Je montai sur une tour appelée Kissi-Koulessi (tour de la demoiselle) ; une plate-forme placée sur le sommet de ce monument en indique la destination. De cette plate-forme, on pouvait signaler en effet soit l’approche de l’ennemi, soit la présence de quelque bâtiment en mer. La construction de cette tour remonte au même temps que celle des murs d’enceinte, c’est-à-dire au règne des Sassanides. Si l’on ajoute à ces édifices des bazars occupés par des Persans et des Arméniens et d’assez grands karavansérails, on aura la liste complète des monumens qui rappellent à Bakou la domination de la Perse. Les Russes ont élevé quelques maisons d’un aspect blanc et uniforme qui nuit à l’effet des anciennes murailles.

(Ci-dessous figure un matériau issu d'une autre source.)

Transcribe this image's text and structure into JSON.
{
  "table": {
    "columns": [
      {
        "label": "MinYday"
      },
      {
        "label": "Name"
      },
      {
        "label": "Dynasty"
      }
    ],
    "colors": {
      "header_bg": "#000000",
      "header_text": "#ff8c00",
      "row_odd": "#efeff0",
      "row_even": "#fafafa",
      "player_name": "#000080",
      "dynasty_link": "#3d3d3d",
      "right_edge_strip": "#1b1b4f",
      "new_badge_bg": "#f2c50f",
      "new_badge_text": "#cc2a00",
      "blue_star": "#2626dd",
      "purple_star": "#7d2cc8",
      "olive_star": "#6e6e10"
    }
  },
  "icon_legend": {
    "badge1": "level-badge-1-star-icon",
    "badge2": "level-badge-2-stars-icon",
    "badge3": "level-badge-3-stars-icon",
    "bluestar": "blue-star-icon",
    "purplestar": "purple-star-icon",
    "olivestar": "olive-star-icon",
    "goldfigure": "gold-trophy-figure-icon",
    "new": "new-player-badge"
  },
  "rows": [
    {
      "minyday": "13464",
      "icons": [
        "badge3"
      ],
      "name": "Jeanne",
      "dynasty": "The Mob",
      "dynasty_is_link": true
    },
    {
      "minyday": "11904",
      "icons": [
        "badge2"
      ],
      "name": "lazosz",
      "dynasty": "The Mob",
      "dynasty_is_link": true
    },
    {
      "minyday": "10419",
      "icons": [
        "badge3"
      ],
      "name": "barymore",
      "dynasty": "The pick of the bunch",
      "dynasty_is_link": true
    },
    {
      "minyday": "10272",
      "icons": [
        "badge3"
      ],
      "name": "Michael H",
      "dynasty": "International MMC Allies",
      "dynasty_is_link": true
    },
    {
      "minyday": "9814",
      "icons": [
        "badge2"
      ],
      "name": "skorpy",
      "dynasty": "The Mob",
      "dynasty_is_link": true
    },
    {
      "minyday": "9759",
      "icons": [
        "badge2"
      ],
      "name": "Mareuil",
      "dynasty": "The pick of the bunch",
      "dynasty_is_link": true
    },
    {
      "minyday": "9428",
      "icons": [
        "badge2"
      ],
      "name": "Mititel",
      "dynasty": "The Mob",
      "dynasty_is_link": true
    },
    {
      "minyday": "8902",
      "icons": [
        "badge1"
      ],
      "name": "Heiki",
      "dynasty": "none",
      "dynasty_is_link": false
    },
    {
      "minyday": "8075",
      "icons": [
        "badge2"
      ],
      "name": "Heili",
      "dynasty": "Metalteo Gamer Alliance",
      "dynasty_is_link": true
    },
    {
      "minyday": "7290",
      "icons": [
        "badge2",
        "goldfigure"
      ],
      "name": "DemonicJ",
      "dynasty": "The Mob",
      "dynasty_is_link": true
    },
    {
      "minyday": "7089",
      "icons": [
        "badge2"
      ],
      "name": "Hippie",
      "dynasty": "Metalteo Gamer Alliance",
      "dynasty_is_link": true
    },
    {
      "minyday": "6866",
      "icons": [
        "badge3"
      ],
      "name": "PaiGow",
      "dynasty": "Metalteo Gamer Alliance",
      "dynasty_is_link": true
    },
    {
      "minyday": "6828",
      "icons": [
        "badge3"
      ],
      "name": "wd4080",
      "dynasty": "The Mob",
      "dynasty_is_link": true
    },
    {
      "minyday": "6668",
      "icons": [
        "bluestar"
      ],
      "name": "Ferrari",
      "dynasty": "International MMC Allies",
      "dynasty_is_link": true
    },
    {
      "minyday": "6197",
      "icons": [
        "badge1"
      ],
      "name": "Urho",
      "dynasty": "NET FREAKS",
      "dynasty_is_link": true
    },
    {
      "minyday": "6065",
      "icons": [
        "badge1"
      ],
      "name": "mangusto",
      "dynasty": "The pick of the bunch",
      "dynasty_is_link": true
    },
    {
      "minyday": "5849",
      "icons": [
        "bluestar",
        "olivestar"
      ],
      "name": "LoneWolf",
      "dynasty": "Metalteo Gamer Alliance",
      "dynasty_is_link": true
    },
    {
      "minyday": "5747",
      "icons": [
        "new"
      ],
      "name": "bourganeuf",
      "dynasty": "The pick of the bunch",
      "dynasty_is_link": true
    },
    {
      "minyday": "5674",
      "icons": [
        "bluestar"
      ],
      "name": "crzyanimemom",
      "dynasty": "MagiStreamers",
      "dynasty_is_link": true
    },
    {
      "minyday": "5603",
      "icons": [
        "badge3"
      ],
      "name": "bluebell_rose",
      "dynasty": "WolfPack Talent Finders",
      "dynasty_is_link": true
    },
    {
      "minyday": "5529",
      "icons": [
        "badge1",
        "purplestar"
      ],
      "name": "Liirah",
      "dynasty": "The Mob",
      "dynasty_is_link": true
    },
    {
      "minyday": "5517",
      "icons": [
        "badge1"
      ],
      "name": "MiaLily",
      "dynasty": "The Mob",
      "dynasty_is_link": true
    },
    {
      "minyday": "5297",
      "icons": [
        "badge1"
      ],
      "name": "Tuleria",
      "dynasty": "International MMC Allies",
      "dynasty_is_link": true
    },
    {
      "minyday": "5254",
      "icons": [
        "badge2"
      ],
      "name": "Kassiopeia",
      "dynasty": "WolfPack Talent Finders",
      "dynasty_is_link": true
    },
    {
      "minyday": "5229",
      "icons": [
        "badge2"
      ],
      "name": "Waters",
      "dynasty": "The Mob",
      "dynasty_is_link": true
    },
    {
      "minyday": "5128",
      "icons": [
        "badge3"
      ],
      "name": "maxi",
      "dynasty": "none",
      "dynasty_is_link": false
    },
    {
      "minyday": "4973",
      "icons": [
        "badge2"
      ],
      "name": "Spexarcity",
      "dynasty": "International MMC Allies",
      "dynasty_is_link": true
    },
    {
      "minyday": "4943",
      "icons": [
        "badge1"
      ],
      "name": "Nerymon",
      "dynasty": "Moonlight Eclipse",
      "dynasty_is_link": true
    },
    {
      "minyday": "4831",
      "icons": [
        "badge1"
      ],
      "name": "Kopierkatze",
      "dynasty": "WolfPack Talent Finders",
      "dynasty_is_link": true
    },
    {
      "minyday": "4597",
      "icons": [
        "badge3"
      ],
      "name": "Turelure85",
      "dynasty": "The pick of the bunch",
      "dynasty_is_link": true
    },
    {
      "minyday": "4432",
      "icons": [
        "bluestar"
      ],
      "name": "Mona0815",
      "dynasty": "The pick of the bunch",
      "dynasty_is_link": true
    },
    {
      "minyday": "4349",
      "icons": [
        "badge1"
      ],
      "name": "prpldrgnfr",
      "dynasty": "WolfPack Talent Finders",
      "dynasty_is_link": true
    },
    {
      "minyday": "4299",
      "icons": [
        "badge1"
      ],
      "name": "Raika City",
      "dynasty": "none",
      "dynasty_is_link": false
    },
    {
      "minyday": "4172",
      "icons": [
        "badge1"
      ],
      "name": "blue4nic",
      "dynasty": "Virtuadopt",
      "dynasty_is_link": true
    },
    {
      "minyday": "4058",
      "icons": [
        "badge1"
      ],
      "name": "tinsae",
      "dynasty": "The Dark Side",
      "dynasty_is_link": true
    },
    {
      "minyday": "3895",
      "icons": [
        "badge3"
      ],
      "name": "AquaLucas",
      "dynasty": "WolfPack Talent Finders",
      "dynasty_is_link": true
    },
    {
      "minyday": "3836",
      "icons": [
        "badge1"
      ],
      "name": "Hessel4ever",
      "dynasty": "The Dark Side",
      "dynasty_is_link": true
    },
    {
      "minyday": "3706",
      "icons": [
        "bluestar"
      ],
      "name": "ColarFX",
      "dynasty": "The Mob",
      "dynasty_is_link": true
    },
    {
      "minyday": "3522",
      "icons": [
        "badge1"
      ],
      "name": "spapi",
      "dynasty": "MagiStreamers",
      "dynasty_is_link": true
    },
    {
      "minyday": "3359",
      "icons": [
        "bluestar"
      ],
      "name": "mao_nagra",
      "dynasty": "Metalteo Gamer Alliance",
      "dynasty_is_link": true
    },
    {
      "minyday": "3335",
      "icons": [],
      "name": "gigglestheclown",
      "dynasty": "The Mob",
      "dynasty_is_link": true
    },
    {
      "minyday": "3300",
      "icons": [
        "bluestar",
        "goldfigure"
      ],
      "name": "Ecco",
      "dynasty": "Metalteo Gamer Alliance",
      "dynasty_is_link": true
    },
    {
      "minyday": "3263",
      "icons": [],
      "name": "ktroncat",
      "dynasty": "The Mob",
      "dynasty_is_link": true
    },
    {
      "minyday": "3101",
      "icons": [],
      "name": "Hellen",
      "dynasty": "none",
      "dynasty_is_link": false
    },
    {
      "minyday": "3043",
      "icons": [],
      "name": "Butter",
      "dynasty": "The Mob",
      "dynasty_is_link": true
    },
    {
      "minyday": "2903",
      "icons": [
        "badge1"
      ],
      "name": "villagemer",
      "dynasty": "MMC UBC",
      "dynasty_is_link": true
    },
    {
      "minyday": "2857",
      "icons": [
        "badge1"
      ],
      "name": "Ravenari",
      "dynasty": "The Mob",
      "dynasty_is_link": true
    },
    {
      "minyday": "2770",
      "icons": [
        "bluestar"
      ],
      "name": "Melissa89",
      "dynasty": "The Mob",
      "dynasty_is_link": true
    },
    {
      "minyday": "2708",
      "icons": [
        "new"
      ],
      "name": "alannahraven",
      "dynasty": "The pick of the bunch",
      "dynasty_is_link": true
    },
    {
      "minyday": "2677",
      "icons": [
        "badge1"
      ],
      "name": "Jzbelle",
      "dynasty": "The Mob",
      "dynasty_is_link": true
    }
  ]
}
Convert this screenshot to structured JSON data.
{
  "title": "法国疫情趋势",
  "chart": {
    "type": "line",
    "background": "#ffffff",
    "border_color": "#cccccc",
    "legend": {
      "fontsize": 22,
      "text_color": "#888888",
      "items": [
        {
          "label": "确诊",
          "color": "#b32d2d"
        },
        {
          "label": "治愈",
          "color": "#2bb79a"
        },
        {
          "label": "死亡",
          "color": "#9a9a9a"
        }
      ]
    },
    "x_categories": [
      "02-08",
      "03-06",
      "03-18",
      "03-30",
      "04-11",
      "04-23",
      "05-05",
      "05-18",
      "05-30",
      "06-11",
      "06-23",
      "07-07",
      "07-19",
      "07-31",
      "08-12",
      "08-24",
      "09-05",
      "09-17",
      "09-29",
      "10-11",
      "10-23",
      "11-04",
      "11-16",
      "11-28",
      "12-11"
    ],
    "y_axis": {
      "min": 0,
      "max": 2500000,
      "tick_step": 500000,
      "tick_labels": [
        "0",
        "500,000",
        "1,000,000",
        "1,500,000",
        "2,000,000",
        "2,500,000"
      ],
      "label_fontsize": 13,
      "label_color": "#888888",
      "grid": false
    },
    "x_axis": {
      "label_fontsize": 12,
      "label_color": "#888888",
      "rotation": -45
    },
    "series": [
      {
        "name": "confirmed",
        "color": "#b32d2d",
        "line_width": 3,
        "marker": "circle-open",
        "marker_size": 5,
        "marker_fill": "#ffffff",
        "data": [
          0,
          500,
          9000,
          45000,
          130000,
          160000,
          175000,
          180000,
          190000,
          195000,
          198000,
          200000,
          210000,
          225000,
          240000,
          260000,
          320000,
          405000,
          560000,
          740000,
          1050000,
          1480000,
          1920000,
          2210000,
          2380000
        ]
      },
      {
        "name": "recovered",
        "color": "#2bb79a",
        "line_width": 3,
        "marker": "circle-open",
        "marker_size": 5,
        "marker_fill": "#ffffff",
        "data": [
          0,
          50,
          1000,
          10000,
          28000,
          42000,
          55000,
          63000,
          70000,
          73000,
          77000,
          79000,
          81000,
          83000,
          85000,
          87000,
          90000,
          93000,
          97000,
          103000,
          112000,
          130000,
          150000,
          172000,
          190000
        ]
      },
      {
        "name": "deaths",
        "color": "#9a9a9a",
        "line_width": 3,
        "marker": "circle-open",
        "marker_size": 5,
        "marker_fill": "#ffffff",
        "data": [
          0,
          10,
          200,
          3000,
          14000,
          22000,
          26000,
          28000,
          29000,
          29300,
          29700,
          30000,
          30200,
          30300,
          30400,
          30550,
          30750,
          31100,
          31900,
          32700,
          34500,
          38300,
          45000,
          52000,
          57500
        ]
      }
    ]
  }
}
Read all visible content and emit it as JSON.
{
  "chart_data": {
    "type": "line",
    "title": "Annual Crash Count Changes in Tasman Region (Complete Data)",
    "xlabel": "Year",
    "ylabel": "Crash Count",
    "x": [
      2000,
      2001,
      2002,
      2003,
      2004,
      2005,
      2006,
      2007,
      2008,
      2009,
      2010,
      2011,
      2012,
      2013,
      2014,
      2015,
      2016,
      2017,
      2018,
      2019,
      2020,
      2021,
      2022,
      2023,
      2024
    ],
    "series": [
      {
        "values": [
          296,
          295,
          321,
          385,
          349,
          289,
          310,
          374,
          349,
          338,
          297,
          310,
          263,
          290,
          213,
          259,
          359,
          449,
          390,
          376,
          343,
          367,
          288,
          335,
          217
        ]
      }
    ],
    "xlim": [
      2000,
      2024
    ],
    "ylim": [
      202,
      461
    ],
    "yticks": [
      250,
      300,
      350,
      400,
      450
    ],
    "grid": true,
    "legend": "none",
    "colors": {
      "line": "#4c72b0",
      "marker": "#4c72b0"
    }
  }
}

On me montra, à près d’une verste de la côte, un bas-fonds qui, jadis habité, communiquait avec la terre par une chaussée dont on retrouve encore les traces. Les habitans croient qu’un soulèvement volcanique a amené la submersion de cet isthme, qui se prolongeait à une grande distance dans la mer. Le sol de Bakou contient assez de matières volcaniques pour que l’on puisse admettre sans difficulté les traditions conservées à ce sujet par les habitans, quand elles ne dépassent pas la limite des probabilités.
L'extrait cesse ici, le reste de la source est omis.